Le vendredi 30 mars, à l’occasion d’une soirée syndicale que nous avions intitulée « qui n’entend qu’une cloche n’entend qu’un son » nous avons reçu un autre joueur de cloches, en la personne de Christophe Daadouch, juriste et formateur en école de travail social, diplômé de la « poliphonic school of cloches » de Paris 8 la Sorbonne.
C’était plus expérimental comme musique : sur le thème, majeur, des droits et des devoirs des travailleurs sociaux et des fonctionnaires, il y avait une ligne mélodique, mais aussi des remarques des questions, du débat, fallait s’accorder en cours d’interprétation. Tout ça formait un ensemble relativement harmonieux quand même mais sûrement plus complexe à interpréter.
A la question: A qui dois tu obéir en tant que travailleur social et fonctionnaire ?

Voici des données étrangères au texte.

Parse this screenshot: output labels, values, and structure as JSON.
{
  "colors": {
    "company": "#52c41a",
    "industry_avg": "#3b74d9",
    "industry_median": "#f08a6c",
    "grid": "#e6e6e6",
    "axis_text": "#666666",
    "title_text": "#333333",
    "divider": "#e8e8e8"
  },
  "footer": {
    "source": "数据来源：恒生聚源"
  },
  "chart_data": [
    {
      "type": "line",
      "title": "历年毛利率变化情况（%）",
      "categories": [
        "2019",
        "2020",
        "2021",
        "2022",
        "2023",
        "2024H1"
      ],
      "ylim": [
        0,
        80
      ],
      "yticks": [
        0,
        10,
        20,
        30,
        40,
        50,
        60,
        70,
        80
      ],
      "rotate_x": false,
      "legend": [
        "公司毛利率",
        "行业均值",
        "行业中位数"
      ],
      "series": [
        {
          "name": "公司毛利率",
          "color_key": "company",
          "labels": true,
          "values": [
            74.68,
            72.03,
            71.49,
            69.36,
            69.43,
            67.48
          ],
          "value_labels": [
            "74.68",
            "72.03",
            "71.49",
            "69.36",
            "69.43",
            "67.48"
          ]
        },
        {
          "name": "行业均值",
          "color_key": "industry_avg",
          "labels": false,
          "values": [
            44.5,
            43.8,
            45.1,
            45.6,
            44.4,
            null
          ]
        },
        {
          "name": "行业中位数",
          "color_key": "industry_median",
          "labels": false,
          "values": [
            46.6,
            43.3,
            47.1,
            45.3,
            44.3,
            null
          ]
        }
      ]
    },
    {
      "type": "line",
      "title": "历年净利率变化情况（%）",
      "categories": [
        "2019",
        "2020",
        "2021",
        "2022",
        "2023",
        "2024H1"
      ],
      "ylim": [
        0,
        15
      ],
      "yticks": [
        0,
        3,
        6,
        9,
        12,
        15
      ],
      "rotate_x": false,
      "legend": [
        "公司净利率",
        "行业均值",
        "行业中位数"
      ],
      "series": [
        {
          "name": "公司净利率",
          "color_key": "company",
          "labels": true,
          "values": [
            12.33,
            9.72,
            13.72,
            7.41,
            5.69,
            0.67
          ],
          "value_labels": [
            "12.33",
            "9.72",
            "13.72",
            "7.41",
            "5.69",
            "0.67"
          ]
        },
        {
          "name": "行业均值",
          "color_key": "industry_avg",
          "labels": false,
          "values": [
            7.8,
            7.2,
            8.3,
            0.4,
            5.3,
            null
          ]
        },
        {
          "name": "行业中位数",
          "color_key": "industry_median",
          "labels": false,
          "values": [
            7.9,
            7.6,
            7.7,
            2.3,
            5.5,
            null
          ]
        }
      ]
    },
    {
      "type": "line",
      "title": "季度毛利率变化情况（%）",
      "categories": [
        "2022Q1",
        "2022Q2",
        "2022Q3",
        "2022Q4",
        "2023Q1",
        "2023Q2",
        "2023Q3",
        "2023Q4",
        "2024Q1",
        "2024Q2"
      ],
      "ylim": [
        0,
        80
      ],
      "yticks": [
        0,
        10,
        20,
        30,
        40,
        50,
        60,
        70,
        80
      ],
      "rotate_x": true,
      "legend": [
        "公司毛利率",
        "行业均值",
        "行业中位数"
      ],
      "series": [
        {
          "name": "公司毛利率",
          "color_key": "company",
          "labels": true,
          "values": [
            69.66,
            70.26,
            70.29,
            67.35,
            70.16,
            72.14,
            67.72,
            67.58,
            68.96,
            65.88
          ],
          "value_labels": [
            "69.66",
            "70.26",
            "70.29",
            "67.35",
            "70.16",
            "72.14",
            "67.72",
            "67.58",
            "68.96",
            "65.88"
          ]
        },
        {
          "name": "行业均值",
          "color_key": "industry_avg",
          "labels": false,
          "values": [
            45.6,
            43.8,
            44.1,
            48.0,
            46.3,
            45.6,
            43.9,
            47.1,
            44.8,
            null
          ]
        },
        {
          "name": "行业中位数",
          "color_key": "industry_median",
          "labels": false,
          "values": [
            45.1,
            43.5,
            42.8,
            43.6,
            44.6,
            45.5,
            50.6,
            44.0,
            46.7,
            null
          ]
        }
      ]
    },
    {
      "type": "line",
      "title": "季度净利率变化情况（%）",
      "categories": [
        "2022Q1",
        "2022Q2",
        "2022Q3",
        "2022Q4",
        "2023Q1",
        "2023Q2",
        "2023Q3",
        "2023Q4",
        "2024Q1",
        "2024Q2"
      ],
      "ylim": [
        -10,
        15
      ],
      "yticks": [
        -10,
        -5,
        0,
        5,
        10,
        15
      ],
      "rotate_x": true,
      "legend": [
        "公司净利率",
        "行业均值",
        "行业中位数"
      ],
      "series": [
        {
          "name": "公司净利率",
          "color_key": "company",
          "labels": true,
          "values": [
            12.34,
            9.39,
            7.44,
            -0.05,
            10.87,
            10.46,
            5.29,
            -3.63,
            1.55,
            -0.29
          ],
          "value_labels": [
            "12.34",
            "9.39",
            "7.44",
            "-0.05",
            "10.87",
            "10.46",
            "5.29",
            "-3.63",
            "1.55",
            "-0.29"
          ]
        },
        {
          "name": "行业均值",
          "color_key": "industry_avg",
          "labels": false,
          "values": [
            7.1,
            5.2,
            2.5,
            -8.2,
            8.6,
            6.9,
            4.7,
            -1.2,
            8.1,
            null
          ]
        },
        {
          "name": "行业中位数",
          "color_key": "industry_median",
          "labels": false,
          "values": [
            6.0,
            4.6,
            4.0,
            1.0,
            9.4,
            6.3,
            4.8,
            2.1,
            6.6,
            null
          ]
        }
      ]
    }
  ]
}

Voilà les tintements de réponses qui me sont parvenus aux oreilles : tu dois obéir à la loi, à ton chef, à ton éthique, à ta déontologie, à ton intime conviction, à ton bon sens, à ton secret pro, à ton devoir de réserve et tout ça dans l’intérêt des gens que tu accompagnes... tout en sachant bien sûr qu’il existe des ordres qui sont légaux mais qui ne sont pas moraux et le contraire, et que tu as le devoir légal de dénoncer les ordres manifestement illégaux.

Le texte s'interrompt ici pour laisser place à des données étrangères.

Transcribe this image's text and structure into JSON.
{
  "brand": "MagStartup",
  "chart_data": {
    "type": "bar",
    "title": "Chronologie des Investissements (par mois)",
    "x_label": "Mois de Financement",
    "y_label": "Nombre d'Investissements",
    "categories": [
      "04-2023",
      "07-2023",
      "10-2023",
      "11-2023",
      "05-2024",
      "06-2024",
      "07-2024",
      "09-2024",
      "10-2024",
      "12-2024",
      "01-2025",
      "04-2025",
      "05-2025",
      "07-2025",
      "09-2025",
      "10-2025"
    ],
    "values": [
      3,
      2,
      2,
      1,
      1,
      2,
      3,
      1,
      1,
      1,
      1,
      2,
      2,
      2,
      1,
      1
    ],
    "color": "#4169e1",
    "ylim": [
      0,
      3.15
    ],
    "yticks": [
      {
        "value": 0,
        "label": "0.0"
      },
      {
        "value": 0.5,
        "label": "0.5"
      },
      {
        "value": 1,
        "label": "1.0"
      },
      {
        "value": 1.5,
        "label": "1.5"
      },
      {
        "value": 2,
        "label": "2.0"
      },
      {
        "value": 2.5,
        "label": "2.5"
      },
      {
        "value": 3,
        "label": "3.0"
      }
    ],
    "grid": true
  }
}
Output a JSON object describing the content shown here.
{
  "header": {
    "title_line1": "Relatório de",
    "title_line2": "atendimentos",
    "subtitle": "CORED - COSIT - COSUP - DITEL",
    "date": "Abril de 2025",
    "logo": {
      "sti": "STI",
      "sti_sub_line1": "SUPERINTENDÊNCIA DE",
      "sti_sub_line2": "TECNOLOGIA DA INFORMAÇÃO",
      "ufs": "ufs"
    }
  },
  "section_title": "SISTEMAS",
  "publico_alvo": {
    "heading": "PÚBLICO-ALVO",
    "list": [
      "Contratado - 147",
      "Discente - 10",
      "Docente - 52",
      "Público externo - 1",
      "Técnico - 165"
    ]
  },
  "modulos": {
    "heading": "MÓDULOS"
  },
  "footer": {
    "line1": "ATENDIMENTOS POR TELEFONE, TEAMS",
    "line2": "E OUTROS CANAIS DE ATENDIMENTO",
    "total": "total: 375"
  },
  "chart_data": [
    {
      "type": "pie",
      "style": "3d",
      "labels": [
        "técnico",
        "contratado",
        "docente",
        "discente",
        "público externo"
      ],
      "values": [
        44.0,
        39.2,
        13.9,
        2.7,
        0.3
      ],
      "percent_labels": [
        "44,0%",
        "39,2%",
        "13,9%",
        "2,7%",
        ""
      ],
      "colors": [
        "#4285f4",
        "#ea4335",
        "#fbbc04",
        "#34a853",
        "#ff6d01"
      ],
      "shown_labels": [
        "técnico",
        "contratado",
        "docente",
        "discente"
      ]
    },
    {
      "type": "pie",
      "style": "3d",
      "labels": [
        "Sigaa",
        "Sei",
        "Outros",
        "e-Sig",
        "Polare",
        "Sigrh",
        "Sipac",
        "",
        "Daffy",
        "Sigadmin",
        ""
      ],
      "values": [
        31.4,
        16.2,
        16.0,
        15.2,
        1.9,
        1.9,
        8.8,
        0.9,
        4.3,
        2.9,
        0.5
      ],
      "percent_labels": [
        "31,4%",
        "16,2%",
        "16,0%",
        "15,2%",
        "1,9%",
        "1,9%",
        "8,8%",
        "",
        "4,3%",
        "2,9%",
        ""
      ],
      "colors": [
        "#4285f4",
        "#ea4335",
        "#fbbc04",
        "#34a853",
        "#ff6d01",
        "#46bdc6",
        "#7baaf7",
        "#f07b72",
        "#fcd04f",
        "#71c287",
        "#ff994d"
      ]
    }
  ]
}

Comment faire sonner tout ça ensemble ? Comment accorder ces carillons d’injonctions? Faut quelques années de conservatoire c’est sûr, ainsi que des connaissances, du débat, de la réflexion, du conseil technique, des convictions, de l’empathie et de l’engagement.

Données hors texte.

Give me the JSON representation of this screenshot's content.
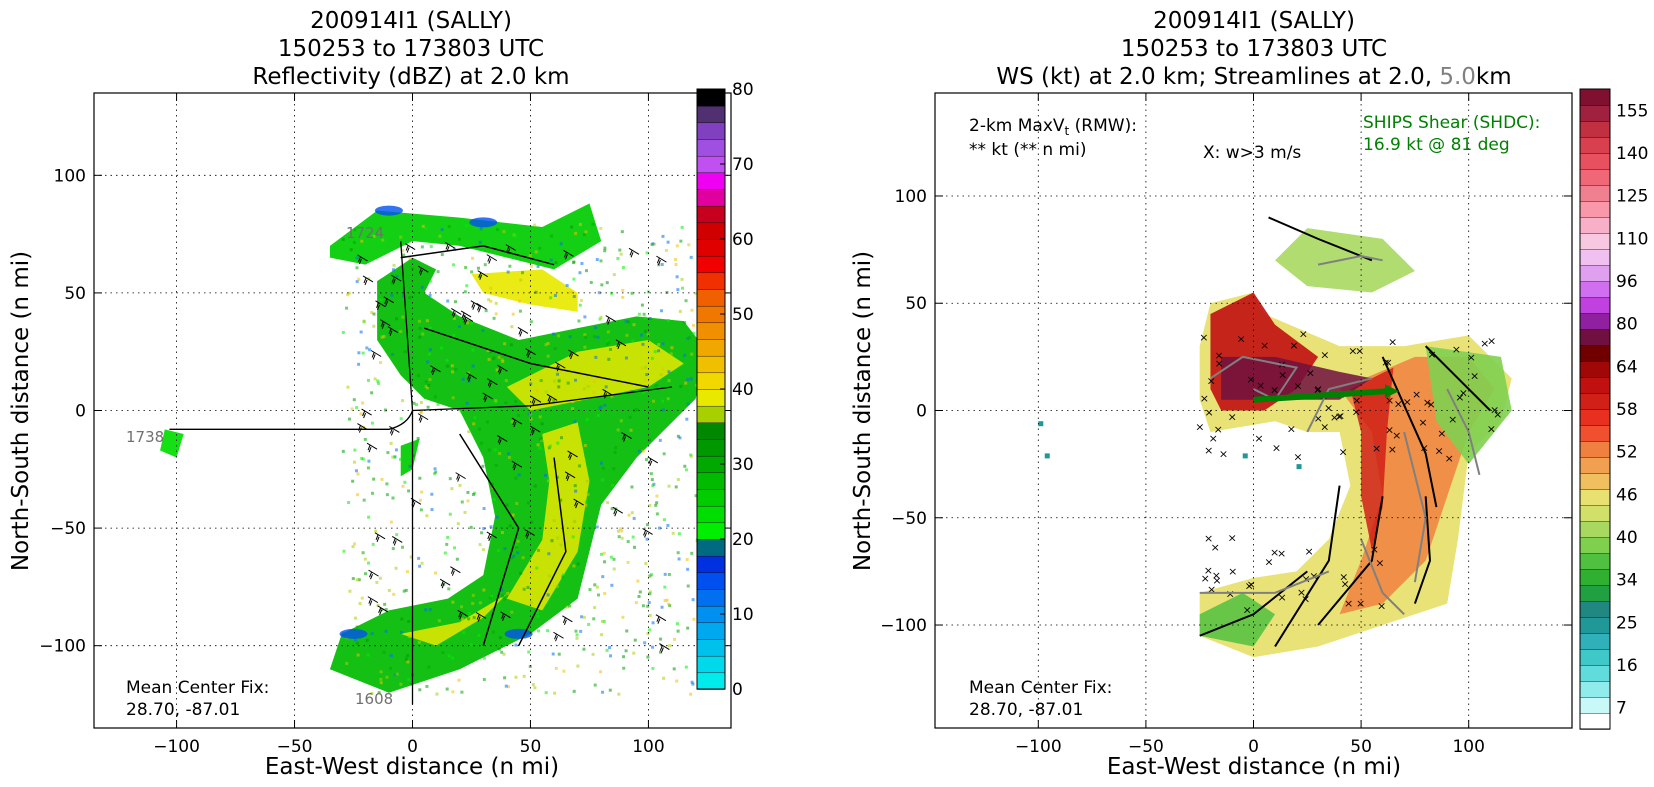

J’ai glané quelques conseils pour l’interprétation de ma partition de travailleur social :
- Se raconter une fois par semaine à la pause clope ou café l’histoire de la grenouille *
- Connaître la loi : la lire, tout simplement, avant d’appliquer (ou de questionner) les décrets, circulaires, notes de service et autres procédures qui s’en réclament.
- Etablir une hiérarchie des normes c’est à dire de mes obligations. (« une loi spéciale est supérieure à une loi générale », ex : le secret pro prévaut sur l’article 40 qui stipule qu’ « un fonctionnaire signale tout crime ou délit dont il aurait connaissance »)
- Dès qu’une consigne m’interroge, demander qu’on me la donne par écrit.
- Mesurer les conséquences de mon éventuelle « désobéissance » quand je trouve qu’il y a quelque chose qui cloche.
- Accepter que le bon sens, l’initiative, la prise de risque fassent partie de mes responsabilités professionnelles. Ne pas demander des procédures qui me sécuriseront peut être mais pourront aussi desservir les gens et nuire à mon autonomie.
- Lire ou relire la Boétie « discours de la servitude volontaire » le jour où je décide d’obéir à une consigne non éthique pour avoir la paix et une bonne évaluation annuelle.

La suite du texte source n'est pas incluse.